One day, though, a mean kid found out and told everyone. The MC was upset and ran home to an empty orphanage. Not a soul in site. She was a little freaked, so when she heard the knocking on the door, she was fairly relieved. UNTIL she opened the door and saw a couple of zombies! They knocked her out, apparently right before everyone else arrived back at the orphanage. She awoke to orphan casualties abounding and the zombies closing in on her. In the midst of the literal fight of her life, she noticed a certain familiarity about the zombies. She said, "Mom? Dad? Is that you?"

Yes, apparently it was.

My daughter gets the concept that when a person gets turned into a creature such as a zombie, it's no longer that person. Still, though, I wondered at her choices. We get along great! But was there some kind of parental issue I was unaware of that made her choose to have her MC fight her parents? So I asked.

Me: I love it! Why were the zombies her parents, though? I've gotta say, I'm a little weirded out by that.

Her: [In such a logical, thought-out voice] Zombies are bad. If I had just put that they were any old zombies, WHO CARES if she has to fight them? It would be just like any other zombie story. If it's someone that she recognizes, it's harder for her, and makes my story have SO MUCH MORE CONFLICT.

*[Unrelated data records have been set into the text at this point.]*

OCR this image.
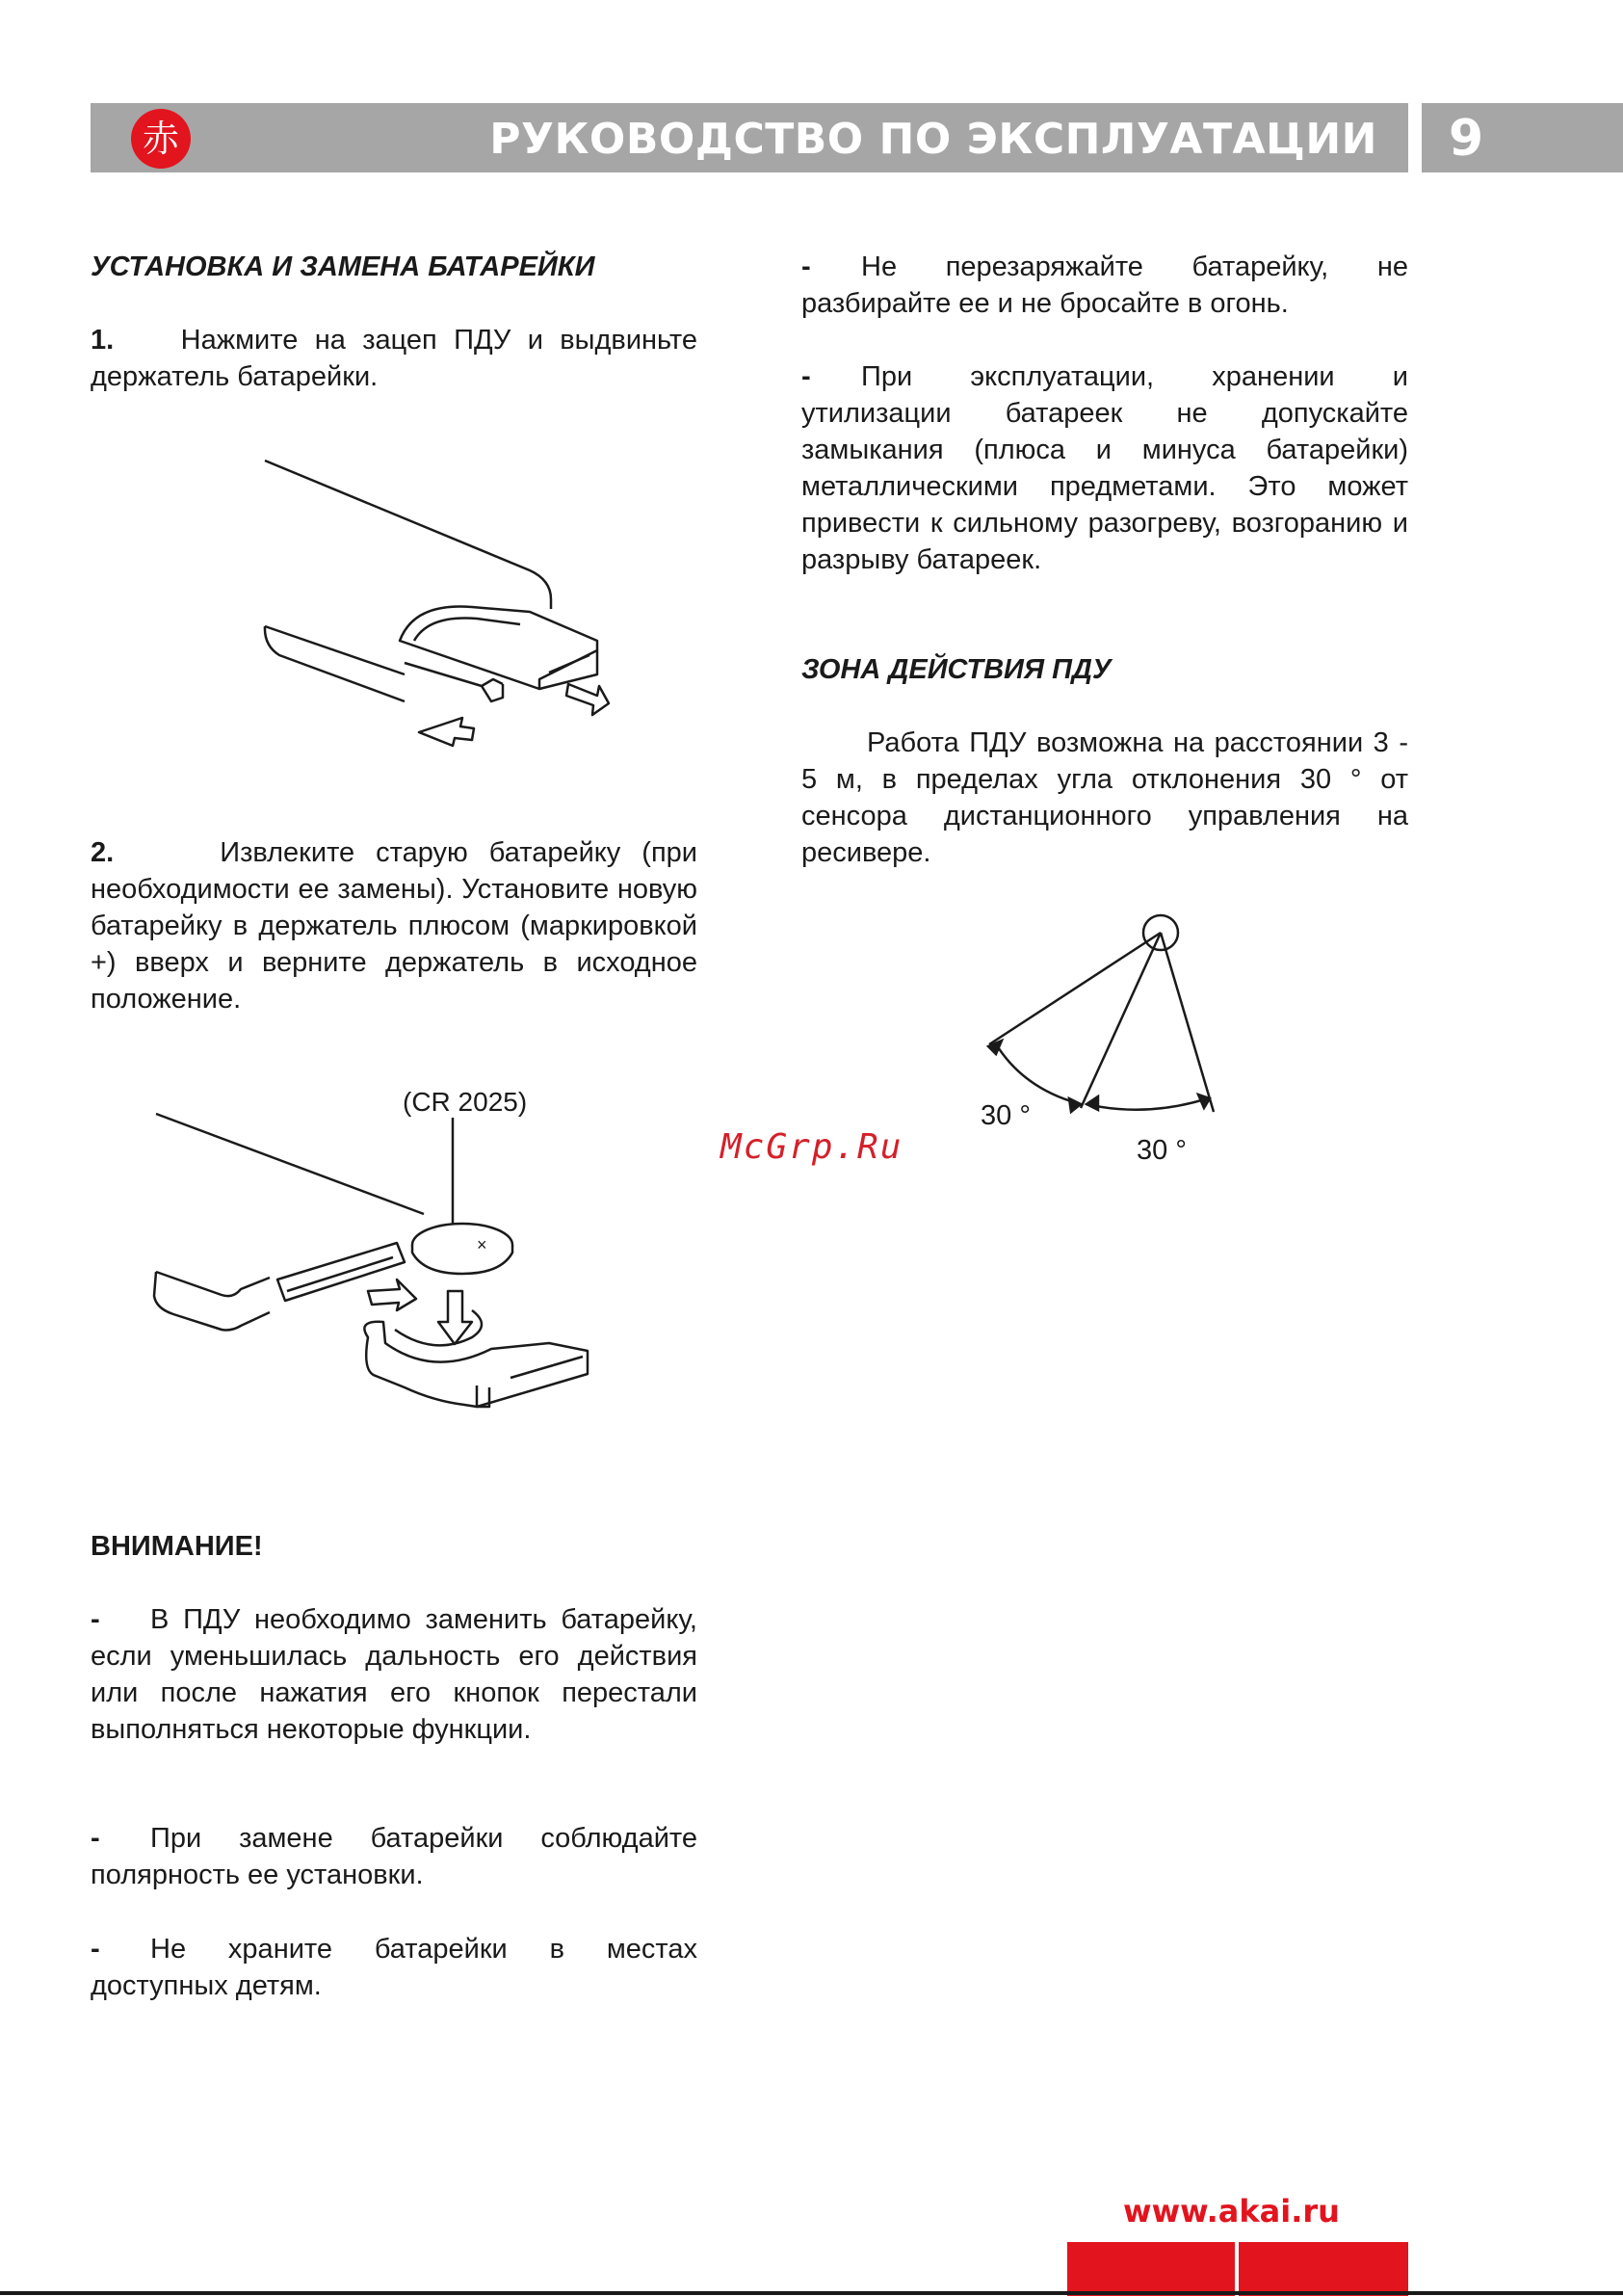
РУКОВОДСТВО ПО ЭКСПЛУАТАЦИИ 9
赤
УСТАНОВКА И ЗАМЕНА БАТАРЕЙКИ
1. Нажмите на зацеп ПДУ и выдвиньте держатель батарейки.
2.	Извлеките старую батарейку (при необходимости ее замены). Установите новую батарейку в держатель плюсом (маркировкой +) вверх и верните держатель в исходное положение.
(CR 2025)
×
ВНИМАНИЕ!
- В ПДУ необходимо заменить батарейку, если уменьшилась дальность его действия или после нажатия его кнопок перестали выполняться некоторые функции.
- При замене батарейки соблюдайте полярность ее установки.
- Не храните батарейки в местах доступных детям.
- Не перезаряжайте батарейку, не разбирайте ее и не бросайте в огонь.
- При эксплуатации, хранении и утилизации батареек не допускайте замыкания (плюса и минуса батарейки) металлическими предметами. Это может привести к сильному разогреву, возгоранию и разрыву батареек.
ЗОНА ДЕЙСТВИЯ ПДУ
Работа ПДУ возможна на расстоянии 3 - 5 м, в пределах угла отклонения 30 ° от сенсора дистанционного управления на ресивере.
30 °
30 °
McGrp.Ru
www.akai.ru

Yes, those were her exact words.

So there you go. Writing advice from a 9 year old. Make things harder for your characters, and you'll add more conflict to your story. And possibly impress your mom beyond words at the same time.

Thursday, July 28, 2011

Early Warning

My parents made us go to bed WAY too early.

Not that I blame them. There were six of us, and the brother just older than me and the one just younger than me were certifiable geniuses / mischievous / full of ideas and energy. I can’t think of many more exhausting-to-parent combinations.

Or one more interesting and fun! Because lemme tell you– my childhood was nothing if not interesting and fun.

So my parents sent us all to bed on weeknights at 8:00. Of course we couldn’t go to SLEEP then. We snuck outside in the snow barefooted to dance in the light of the dining room light where my parents sat working on their own projects, unable to see us through the mirror the window became. Or we snuck into each other’s rooms and created gadgets, or painted things, or played games. All in silence so we wouldn’t get caught. I mean we were GOOD.

But my parents would randomly check on us. When I was in fourth grade and my brother was in sixth, he created an “Early Warning System.” He ran electrical wire along the ceiling the full length of the long hall that lead to all of our rooms, and wired two lights above each of our doors, one red and one green. My brother’s room was right next to the stairs, so he was the first to know if my parents were coming. He'd flip the switch that changed the lights from green to red, and we’d all scramble to our own rooms and fake asleep. (We were good at that, too.) Sometimes he’d hear a creak at the top of the stairs and switch the lights to red and we’d scramble, but it turned out to be nothing— my parents weren’t actually coming. Most of the time, though, there weren’t false alarms.

As writers, we have our own early warning system! We usually call them critique groups or critique partners. When there are things that are going to get us in trouble, they’re the ones who are going to warn us. Sure, there can be false alarms! Especially if we submit to them chapter by chapter, with very much time in between submitting. But for the most part, a great group / partners will let us know that if we continue doing what we’re doing, it’s going to land us into trouble before the end.

My critique group? I consider them lifesavers. There are lots of ways groups can work. We submit a chapter a week and meet together, because that’s what works for us. There are so many times their comments on one chapter tell me I need to tweak the next chapter before I even send it to them.

I think critique groups are invaluable. Irreplaceable. Worth their weight in gold.

How do you feel about critiques? Do you welcome them? Fear them? Have a great group or partners? Wish you had different partners? But more importantly, how do you feel about mischievous geniuses?